If you set up the one dimensional motion equation in the vertical direction, what do you get? Can you find the time of flight using this?
 
Oh i didn't even see that the acceleration wasn't converted to cm! sorry for being confusing
and for the one dimensional motion equation do you mean this one?
V^2(final) = V^2(initial) + 2a(x(final) - x(initial)
but rearranged
if so I get:
-V^2(initial) = 2⋅980(99.3 - 0) - 0
V(initial) = -441.17cm/s
if I apply this to t using the quadratic formula
t = (441.17 +/- √(194628 - 4(490)(114))/2⋅490
t = 29.85s or -28.95s
yes?
 
You really should use more text. I think your first line finds the initial velocity in the right way. The answer is incorrect however, because you mix meters and cm.

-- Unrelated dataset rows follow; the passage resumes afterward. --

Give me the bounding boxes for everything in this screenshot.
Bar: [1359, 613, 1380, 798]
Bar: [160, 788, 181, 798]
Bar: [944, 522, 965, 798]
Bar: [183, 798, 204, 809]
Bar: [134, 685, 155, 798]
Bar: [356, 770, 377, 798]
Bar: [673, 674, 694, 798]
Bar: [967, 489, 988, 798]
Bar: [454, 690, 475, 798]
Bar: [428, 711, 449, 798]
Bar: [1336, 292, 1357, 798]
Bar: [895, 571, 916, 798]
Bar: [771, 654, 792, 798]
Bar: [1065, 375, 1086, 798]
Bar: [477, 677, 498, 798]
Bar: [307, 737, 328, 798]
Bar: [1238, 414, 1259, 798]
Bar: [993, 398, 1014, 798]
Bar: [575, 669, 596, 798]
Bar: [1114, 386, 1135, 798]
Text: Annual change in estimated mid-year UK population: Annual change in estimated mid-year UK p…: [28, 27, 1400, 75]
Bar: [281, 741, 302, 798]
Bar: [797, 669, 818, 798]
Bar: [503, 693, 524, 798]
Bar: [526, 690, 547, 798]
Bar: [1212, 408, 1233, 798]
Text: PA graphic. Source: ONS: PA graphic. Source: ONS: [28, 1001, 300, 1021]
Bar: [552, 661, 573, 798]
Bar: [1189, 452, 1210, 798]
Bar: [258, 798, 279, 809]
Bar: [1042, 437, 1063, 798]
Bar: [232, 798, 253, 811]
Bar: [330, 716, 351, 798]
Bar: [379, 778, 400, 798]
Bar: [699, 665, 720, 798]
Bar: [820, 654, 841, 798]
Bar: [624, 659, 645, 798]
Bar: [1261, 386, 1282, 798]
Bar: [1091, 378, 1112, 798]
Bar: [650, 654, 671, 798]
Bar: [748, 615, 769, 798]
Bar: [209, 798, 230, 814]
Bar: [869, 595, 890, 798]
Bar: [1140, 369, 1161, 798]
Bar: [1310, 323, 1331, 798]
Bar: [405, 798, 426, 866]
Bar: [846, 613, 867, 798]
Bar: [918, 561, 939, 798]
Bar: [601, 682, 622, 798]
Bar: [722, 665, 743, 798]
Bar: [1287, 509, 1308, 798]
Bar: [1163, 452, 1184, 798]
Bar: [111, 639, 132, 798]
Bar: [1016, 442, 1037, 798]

You should really write something like this:
The equation for the height of the projectile is ... . Setting this to 0 and solving for t gives t = ..., Since [equation involving the x coordinatie of the projectile] the initial velocity is ...
I really have to idea what you try to do in the second line. You use the quadratic equation but I can't see why. What is the inital velociyy in the x and y direction? Give an equation for the x and y coordinate as a function of time.
 
Charlotte57 said:
and for the one dimensional motion equation do you mean this one?
I mean the one involving ##t##
$$x=x_{0}+v_{0}t+\frac{1}{2}at^{2}$$
What does this look like along the y (vertical) axis?